OffSeason

OffSeason (2021)

OffSeason first published by Movies On Weekends

Aside from an attention-grabbing prologue and the occasional flashback, OffSeason is set entirely on the coastal island of Lone Palm just as the last summer tourists leave. The key word here is ‘off’ – for although this is a pleasure resort whose blue-skied beaches are for half the year full of people and life, once the season comes to an end and the vacationers go back home and the stormy weather sets in, this place dies. It is an uncanny space, a ghost town, where normal services have temporarily ceased, and where the local residents – the only people who stay behind – close their businesses, batten down the hatches and sleepwalk through a ritualised period of hibernation until at last the spring, the sun and the visitors return, bringing the place back to life. Indie writer/director Mickey Keating (Pod, 2015; Darling, 2015; Psychopaths, 2017) ensures that everything here looks empty, out of kilter and unbalanced – a liminal, littoral location closed off from the world, suspended in time and lost to the darkness. Or, in a word, off. And in keeping with these themes of death and rebirth, of infernal imprisonment and heavenly reemergence, Keating is here recrafting the seasonal, cyclical myth of Persephone into Lovecraftian gothic.      

OffSeason opens with Academy-ratio home movies of summer fun in the sand that then resolve into widescreen vistas of bleak wintry beaches. “It wasn’t long ago, I was just like you,” says a haggard-looking, unhinged woman, staring with disarming directness into the camera. “Thought I could run away from my nightmares also. If only there was a place I could run to that they wouldn’t follow me. I hate to tell you this, but no such place exists. Wherever I went, there they were.” It will turn out that this woman is Ava Aldrich (Melora Walters), a once famous actress now wasting away, and telling her adult daughter Marie (Jocelin Donahue), in a rare moment of semi-lucidity, that she wishes never, alive or dead, to return to Lone Palm – a place that she has been avoiding for decades.
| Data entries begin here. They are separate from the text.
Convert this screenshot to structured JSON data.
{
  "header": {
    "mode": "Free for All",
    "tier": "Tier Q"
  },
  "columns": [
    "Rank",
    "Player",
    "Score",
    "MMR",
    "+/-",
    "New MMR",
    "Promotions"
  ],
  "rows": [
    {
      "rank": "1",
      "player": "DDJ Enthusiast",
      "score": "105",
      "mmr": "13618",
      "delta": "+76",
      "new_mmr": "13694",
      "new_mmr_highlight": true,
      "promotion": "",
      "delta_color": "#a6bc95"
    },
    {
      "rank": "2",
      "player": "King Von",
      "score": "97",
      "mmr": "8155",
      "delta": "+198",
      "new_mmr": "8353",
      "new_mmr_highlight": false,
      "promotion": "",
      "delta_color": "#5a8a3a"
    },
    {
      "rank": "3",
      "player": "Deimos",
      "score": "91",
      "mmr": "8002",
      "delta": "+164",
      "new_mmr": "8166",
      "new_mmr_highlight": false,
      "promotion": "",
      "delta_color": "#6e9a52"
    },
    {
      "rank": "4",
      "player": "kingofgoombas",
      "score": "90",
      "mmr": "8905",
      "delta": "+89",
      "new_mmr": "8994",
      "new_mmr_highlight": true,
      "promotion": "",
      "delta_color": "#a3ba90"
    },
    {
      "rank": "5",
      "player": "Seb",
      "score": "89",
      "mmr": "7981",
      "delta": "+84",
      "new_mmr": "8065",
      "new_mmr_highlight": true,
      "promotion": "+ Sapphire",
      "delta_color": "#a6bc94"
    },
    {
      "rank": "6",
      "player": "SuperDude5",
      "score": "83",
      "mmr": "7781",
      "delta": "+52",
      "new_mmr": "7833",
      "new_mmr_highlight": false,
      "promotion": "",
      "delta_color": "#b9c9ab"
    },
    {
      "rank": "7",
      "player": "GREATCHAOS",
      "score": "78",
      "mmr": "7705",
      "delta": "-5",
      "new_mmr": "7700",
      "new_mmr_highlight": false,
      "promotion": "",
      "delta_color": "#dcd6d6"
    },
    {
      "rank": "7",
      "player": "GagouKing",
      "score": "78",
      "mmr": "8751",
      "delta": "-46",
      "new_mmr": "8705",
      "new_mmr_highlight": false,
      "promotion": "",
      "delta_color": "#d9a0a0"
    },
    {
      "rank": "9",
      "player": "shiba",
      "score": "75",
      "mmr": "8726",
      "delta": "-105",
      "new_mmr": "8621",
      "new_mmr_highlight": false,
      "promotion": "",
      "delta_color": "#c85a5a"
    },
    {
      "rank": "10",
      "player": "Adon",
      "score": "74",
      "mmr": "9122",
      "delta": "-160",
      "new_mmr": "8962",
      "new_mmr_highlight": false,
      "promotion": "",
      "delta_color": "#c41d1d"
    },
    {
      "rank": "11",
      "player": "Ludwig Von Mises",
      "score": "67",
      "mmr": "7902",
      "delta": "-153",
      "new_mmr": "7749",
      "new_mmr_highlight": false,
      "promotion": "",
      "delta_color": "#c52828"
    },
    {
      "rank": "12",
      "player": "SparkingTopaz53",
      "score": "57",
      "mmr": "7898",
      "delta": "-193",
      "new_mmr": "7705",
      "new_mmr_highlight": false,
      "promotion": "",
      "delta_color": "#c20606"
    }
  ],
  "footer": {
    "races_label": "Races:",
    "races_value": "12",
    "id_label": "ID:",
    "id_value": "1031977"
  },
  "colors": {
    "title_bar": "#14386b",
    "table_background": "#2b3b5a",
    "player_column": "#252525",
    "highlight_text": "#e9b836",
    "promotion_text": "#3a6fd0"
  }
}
Yet after Ava’s death, Marie is mystified to discover that her mother – or someone else – had stipulated in her will a desire to be buried on the island. Now, just as the summer season ends, a letter from the caretaker of Lone Palm cemetery has arrived, informing Marie that Ava’s grave has been vandalised, and summoning her urgently to come to the island.

Like Ava’s words warning of inescapable nightmares, OffSeason is a film of entrapment. Once Marie and her boyfriend George (Joe Swanberg) arrive at Lone Palm, they find themselves cut off in a misty dreamscape where the roads are blocked, the bridges have been raised, and the locals (hanging out at a bar ominously named Sand Trap) are creepily conspiratorial. As the couple’s initial search for the missing caretaker becomes an increasingly desperate scramble to get off the island by any means – helped or hindered by the Bridge Man (Richard Brake), the elderly florist Miss Emily (April Linscott) and the Fisherman (Jeremy Gardner) – Marie discovers that the curse which holds this place in its purgatorial grip has mysterious claims on her too, and may not be willing to let her go.

“What if this is some kind of trap?”, Marie asks an incredulous George – yet as dread mounts and the irrational encroaches, it becomes ever harder to dismiss Marie’s fears and suspicions. And much as the island is lost in time, Keating’s film too has been carefully crafted to appear stuck in the genre cinema that bridges the Seventies and early Eighties. For amid all the coastal paranoia (and in the absence of computers, mobile phones or other signifiers of the post-Nineties world), the influence of films like Willard Huyck and Gloria Katz’s Messiah of Evil (1973), Lucio Fulci’s Zombie Flesh Eaters (1979) and The Beyond (1981), John Carpenter’s The Fog (1980), Gary Sherman’s Dead and Buried (1981) and J.S. Cardone’s The Slayer (1982) is palpable – and this influence can be felt not just in the narrative, but more ineffably in the film’s style, mood and tone. Even the performance of Jocelin Donahue appears to be channeling the spirits of Margot Kidder and Jessica Harper. So as this story in six formally headed parts (plus epilogue) unfolds mostly over one long dark night, we are being taken not just to an otherworldly twilight zone frozen in time, but also to a place and a sensibility uncannily preserved from cinema’s past, and resurrected by Keating’s pure filmmaking brio.

Much like when Marie inserts and watches an old VHS for instructions on how to raise the bridge, OffSeason feels like an artefact from another era, even as it teaches us our place in an eternal, overarching cosmic narrative in which we are all puppets, unable ever truly to break free. Beautifully lit and discordantly scored, this is an experience as unsettling as it is astonishing, spanning the gap between the merely geographic and the awe-inspiringly mythic.   

strap: Mickey Keating’s OffSeason is a retro-styled love letter to the Lovecraftian paranoia-fests of the late Seventies and early Eighties.